Essentially, operational measures are used to show if the network was deployed the way it was meant to be from RF and call completion aspects. This data demonstrates if the system’s performance is meeting expectations.
As equipment is added to the network, diagnostics are run again to insure that the administrative and provisioning aspects of the network are operating correctly. There are also system alerts that notify engineers of any mistakes that have been made while provisioning equipment. After a network is up and running, performance data is used to monitor system capacity and understand how usage is increasing and whether there is a need to reallocate resources. This allows the operator’s network to grow as needed.
But in the end, it is project management that is the key function to making system deployment a smooth effort. Keeping tabs on a project may involve conference calls between RF engineers and a support team who together define priorities of the day. Additionally, integration of the teams working on a given project is crucial. With one team installing equipment in the field, another optimizing it and a third handling the switching equipment at the central office, coordination is essential in guaranteeing all players are working to tackle the same issues.

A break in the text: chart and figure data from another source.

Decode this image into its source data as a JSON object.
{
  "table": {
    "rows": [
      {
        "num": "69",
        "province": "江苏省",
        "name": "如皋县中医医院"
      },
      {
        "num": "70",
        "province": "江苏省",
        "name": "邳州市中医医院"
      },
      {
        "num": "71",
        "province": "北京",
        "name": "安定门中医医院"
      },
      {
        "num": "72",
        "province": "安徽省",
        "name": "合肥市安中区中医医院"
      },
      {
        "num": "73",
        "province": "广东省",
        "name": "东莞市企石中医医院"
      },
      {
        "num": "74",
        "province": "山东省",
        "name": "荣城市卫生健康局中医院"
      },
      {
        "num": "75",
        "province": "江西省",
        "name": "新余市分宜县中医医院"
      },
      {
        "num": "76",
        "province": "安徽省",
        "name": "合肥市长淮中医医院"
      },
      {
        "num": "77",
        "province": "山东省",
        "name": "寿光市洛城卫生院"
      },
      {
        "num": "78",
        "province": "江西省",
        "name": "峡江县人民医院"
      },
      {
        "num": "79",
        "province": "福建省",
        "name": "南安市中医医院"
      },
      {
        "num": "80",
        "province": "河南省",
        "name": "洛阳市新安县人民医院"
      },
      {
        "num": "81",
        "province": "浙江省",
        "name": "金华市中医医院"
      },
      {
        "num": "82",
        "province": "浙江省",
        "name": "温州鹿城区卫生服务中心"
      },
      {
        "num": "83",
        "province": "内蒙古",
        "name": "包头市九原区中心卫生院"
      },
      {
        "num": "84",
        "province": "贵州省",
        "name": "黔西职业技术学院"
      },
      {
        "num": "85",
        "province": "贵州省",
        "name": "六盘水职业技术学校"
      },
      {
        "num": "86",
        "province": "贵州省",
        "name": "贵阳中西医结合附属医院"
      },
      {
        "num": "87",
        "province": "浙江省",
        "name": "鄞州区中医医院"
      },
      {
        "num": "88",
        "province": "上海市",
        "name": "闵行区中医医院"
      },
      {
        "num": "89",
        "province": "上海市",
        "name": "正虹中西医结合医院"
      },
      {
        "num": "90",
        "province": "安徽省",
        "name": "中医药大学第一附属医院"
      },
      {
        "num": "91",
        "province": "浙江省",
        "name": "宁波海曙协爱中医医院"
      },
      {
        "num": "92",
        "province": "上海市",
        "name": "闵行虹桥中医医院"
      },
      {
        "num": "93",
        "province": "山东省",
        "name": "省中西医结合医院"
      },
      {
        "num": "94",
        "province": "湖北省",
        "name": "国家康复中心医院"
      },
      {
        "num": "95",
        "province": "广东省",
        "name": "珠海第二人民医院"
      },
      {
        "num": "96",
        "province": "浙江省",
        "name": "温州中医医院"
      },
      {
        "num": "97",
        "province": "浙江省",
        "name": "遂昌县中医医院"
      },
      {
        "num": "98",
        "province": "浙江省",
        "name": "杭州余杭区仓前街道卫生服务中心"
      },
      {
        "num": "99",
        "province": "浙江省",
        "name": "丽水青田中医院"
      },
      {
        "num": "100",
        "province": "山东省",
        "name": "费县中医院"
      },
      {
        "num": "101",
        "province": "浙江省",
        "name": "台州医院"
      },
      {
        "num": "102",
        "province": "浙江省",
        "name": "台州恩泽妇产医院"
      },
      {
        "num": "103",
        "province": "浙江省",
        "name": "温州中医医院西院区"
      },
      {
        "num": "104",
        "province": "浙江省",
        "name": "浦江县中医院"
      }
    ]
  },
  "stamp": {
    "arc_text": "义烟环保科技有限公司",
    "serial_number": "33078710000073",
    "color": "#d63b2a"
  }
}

Once a system is in service, a vendor’s commitment to the operator is really just beginning. There is a need to continually analyze a system’s performance. Automated data collection and data analysis tools are in place to constantly monitor the network’s performance and provide data for preventative maintenance. If there are dropped or blocked calls, this data helps an engineer determine what to address before the operator needs to report a particular problem to the vendor. This is an ongoing process for the life of the system.

There is also a need to forecast capacity trends to accurately measure where to add equipment. Proactive capacity planning is important because of the lead time required to properly engineer additions to a system, order the equipment and install it.

Challenges associated with deploying a CDMA network are continually addressed, enabling vendors and operators to build on the experience gained from previous network roll-outs. It was just a few short years ago that CDMA technology raised eyebrows and planted doubts in the minds of many operators, investors and even consumers. The successful roll-out of dozens of networks has erased those doubts.

The art of engineering a CDMA network has been a learning experience as it is with any new technology. Vendors and operators can be proud of their accomplishments, but cannot rest on their laurels. Network engineering is a job that continues long after cell site equipment has been installed on towers.